AI Agent Pathology Cancer Multi-Agent Biomedical
PUBMED_LINK
42056496
FULL NAME
SPARK (System of Pathology Agents for Research and Knowledge)
DESCRIPTION
SPARK (System of Pathology Agents for Research and Knowledge) is a foundational agentic AI framework that uses language as a universal interface to autonomously generate biologically driven concepts for tumor analysis. It functions as a pathology 'brain' — an interconnected system of AI agents that autonomously reason, generate and implement biologically meaningful hypotheses as analytical tools without additional model training. SPARK uses four linked modules: idea generation (OpenAI o1), idea refinement, parameter coding (Claude Sonnet 3.5), and parameter verification. Evaluated across 18 patient cohorts spanning 5 cancer types and >5,400 patients, SPARK produced clinically and biologically relevant concepts correlated with prognosis, pathological variables, and predictive biomarkers, including patterns of tumor progression inferred from static images.
URL
https://github.com/cpath-ukk/SPARK
TITLE
An agentic framework for autonomous scientific discovery in cancer pathology.
Main citation
Trost F, Zhang B, Aring J, Glamann L, Wessolly M, Johnson K, Göbel H, Lerbs T, Sangenne T, Herrmann P, Mairinger F, Kopp C, Michels S, Rasokat A, Heldwein M, Wagner S, Schömig-Markiefka B, Wolf J, Hartmann S, Wickenhauser C, Bychkov A, Klussmann JP, Quaas A, Buettner R, Tolkach Y. (2026) An agentic framework for autonomous scientific discovery in cancer pathology. Nature Medicine. doi:10.1038/s41591-026-04357-y.

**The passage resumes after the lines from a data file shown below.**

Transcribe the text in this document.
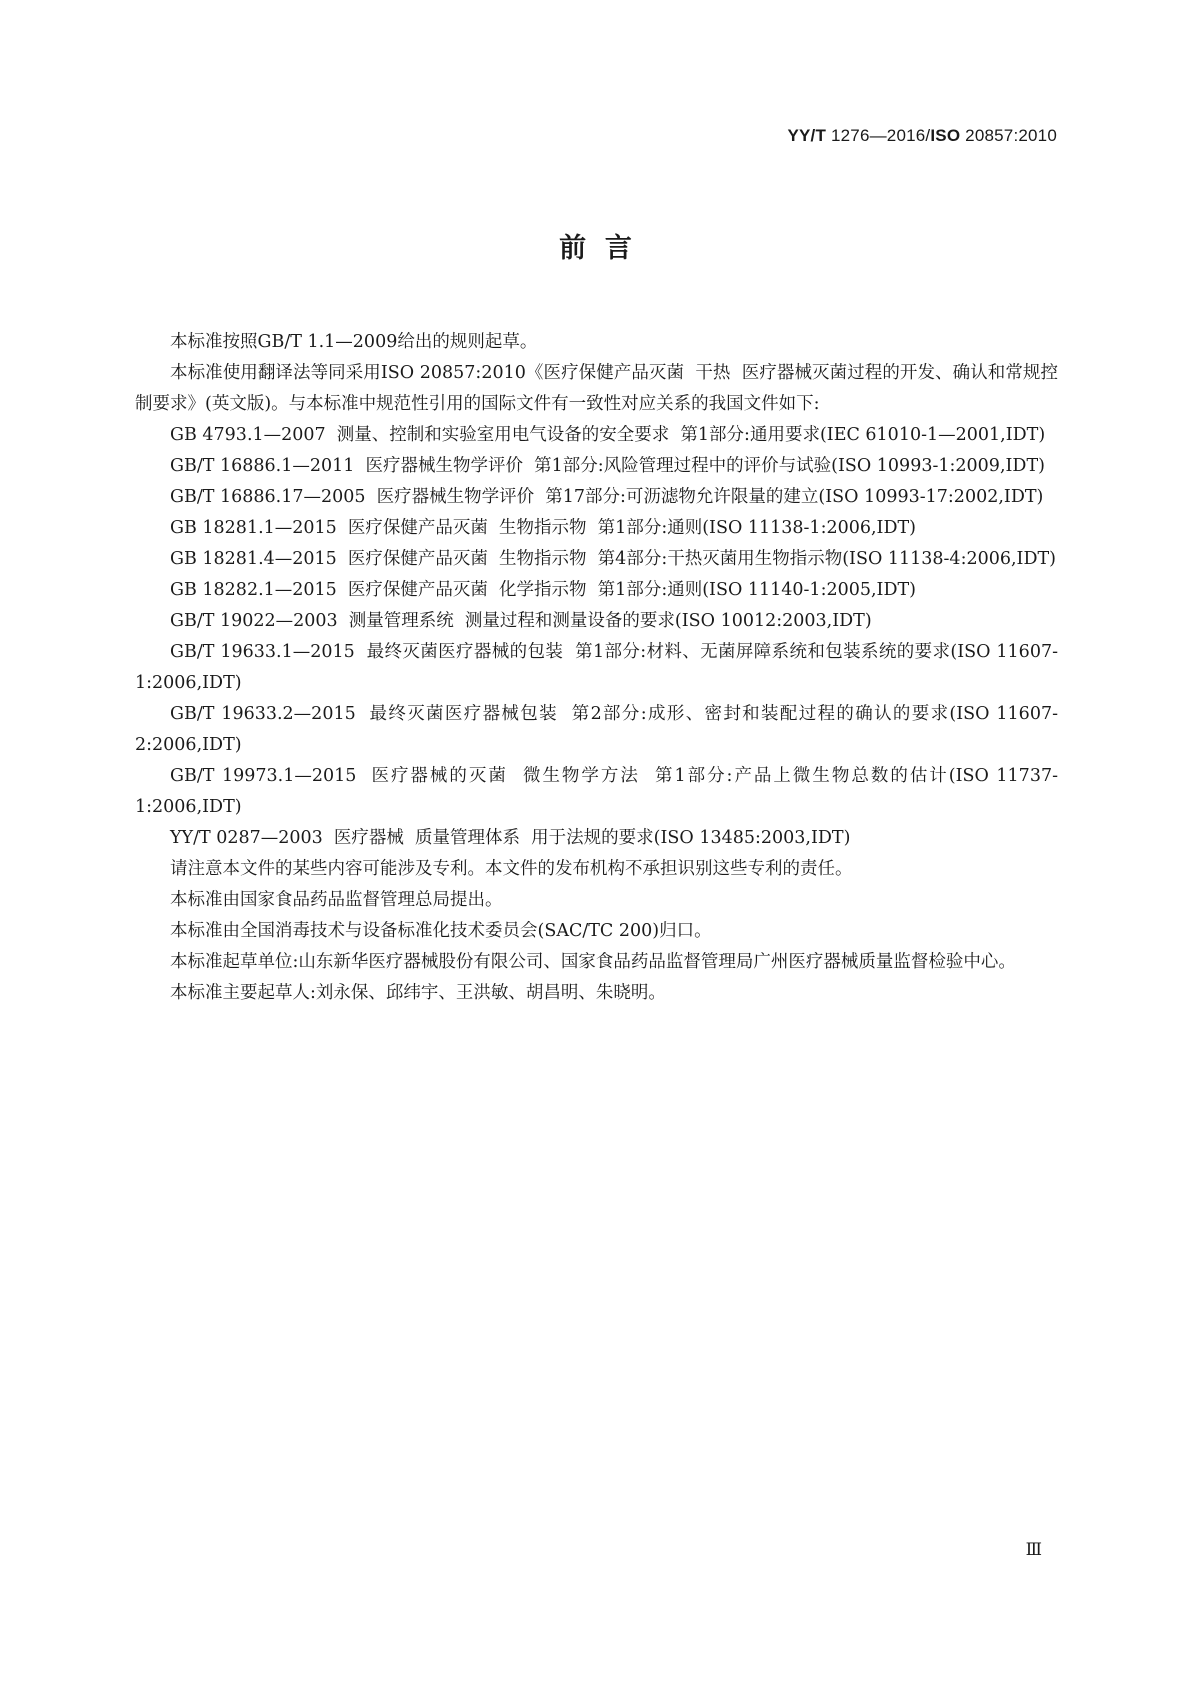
YY/T 1276—2016/ISO 20857:2010
前  言

本标准按照GB/T 1.1—2009给出的规则起草。

本标准使用翻译法等同采用ISO 20857:2010《医疗保健产品灭菌  干热  医疗器械灭菌过程的开发、确认和常规控制要求》(英文版)。与本标准中规范性引用的国际文件有一致性对应关系的我国文件如下:

GB 4793.1—2007  测量、控制和实验室用电气设备的安全要求  第1部分:通用要求(IEC 61010-1—2001,IDT)

GB/T 16886.1—2011  医疗器械生物学评价  第1部分:风险管理过程中的评价与试验(ISO 10993-1:2009,IDT)

GB/T 16886.17—2005  医疗器械生物学评价  第17部分:可沥滤物允许限量的建立(ISO 10993-17:2002,IDT)

GB 18281.1—2015  医疗保健产品灭菌  生物指示物  第1部分:通则(ISO 11138-1:2006,IDT)

GB 18281.4—2015  医疗保健产品灭菌  生物指示物  第4部分:干热灭菌用生物指示物(ISO 11138-4:2006,IDT)

GB 18282.1—2015  医疗保健产品灭菌  化学指示物  第1部分:通则(ISO 11140-1:2005,IDT)

GB/T 19022—2003  测量管理系统  测量过程和测量设备的要求(ISO 10012:2003,IDT)

GB/T 19633.1—2015  最终灭菌医疗器械的包装  第1部分:材料、无菌屏障系统和包装系统的要求(ISO 11607-1:2006,IDT)

GB/T 19633.2—2015  最终灭菌医疗器械包装  第2部分:成形、密封和装配过程的确认的要求(ISO 11607-2:2006,IDT)

GB/T 19973.1—2015  医疗器械的灭菌  微生物学方法  第1部分:产品上微生物总数的估计(ISO 11737-1:2006,IDT)

YY/T 0287—2003  医疗器械  质量管理体系  用于法规的要求(ISO 13485:2003,IDT)

请注意本文件的某些内容可能涉及专利。本文件的发布机构不承担识别这些专利的责任。

本标准由国家食品药品监督管理总局提出。

本标准由全国消毒技术与设备标准化技术委员会(SAC/TC 200)归口。

本标准起草单位:山东新华医疗器械股份有限公司、国家食品药品监督管理局广州医疗器械质量监督检验中心。

本标准主要起草人:刘永保、邱纬宇、王洪敏、胡昌明、朱晓明。

Ⅲ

PMID 42056496
ABSTRACT
Artificial intelligence has advanced cancer pathology, but many systems still depend on hand-crafted features, are hard to explain and rely on fragmented workflows. We introduce SPARK (System of Pathology Agents for Research and Knowledge), a foundational agentic artificial intelligence approach that uses language as a universal interface to autonomously generate biologically driven concepts for tumor analysis. SPARK turns biological ideas into analytical tools and works directly with complex pathology data without extra model training. We evaluated SPARK across 18 patient cohorts spanning five cancer types (lung adenocarcinoma, lung squamous cell carcinoma, colorectal cancer, breast cancer and oropharyngeal squamous cell carcinoma) and more than 5,400 patients with available histopathology images and clinical/follow-up information, in both prognostic and predictive settings and on a well characterized spatial biology breast cancer dataset (n=625). We found that SPARK produced clinically and biologically relevant concepts correlated with prognosis, known pathological variables and predictive biomarkers, including patterns of tumor progression and temporal change inferred from static images. A dedicated module allows for human interaction with SPARK. All code, parameters and results are openly released.